Indian Telugu-language crime thriller film

Meka Suri 2 is Indian Telugu-language crime and thriller-based original web film directed by Trinadh Velisila. The film was digitally released on 27 November 2020 on ZEE5. Producer by Karthik Kancherla under the production house 1725 Studio & Simba Entertainment. Starring with Abhinay Reddy, Naresh Byreddy, Lirisha & Sumaya Syed.

Meka Suri 2 is a sequel of Meka Suri released on 31 July 2020.

== Synopsis ==
The story starts with a time-lapse of 20 years. Suri is now the most wanted criminal. Top cop Arjun is assigned the case to trace and put Suri behind the bars. But the only information Arjun has of Suri is that he was shot dead years ago. Arjun does not even know how Suri looks now or where he is. He goes to Raghuram in search of clues but in vain. He gets to know the entire revenge story and also the reason for Suri to become the most wanted criminal.

After great efforts, Arjun can track Suri. Arjun tries to trap Suri through a sting operation, however, it backfires on Arjun. Suri is too smart for Arjun and Suri throws an open challenge to Arjun by giving him names of the people he is going to kill. He challenges him to stop him if he can! Despite Arjun's perfect planning, Suri outsmarts Arjun again!

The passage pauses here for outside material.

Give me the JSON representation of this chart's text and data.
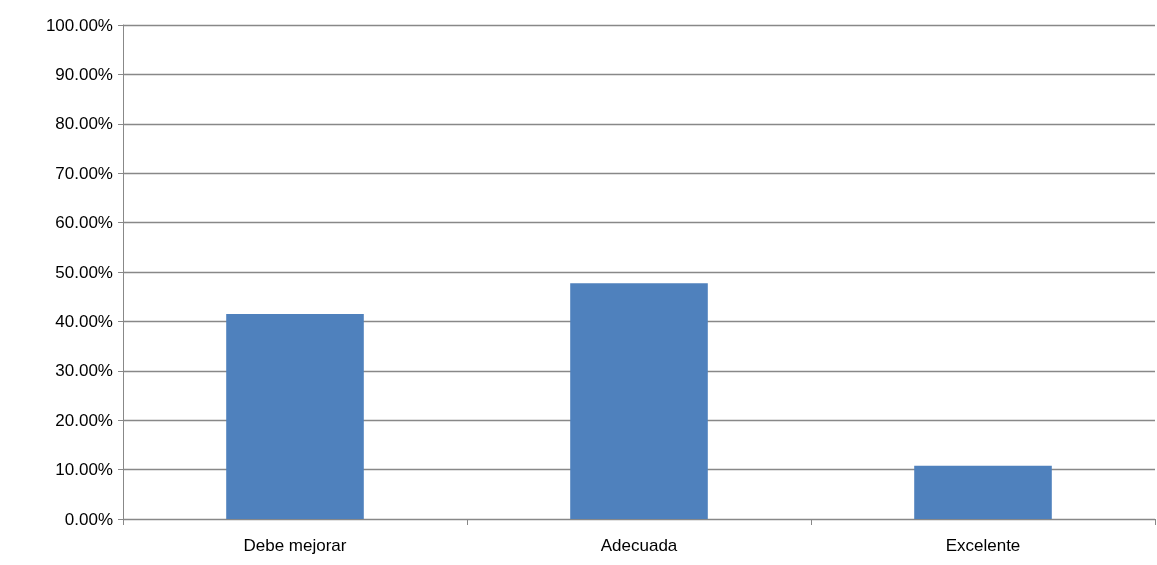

But finally, Arjun finds a loophole of Suri. Arjun finds out that Suri has killed an innocent man unknowingly! And that man's 15-year-old son wants to take an act of revenge with Suri. Arjun makes him realize that the path of killings has never taken anyone to the right path, it always ends badly. Suri realizes and surrenders.

== Cast ==

- Abhinay Reddy as Meka Suri
- Syed Sumaya Farahath as Rani
- Sharath Kumar as Appal Naidu
- Dr Pramod Kumar as ACP Arjun
- Byreddy Naresh as Veerabhadram
- Sharavan Sai Tadinada as Raghuram
- Lirisha

== Releases ==
ZEE5 announced that the film will be released digitally on their platform on 27 November 2020.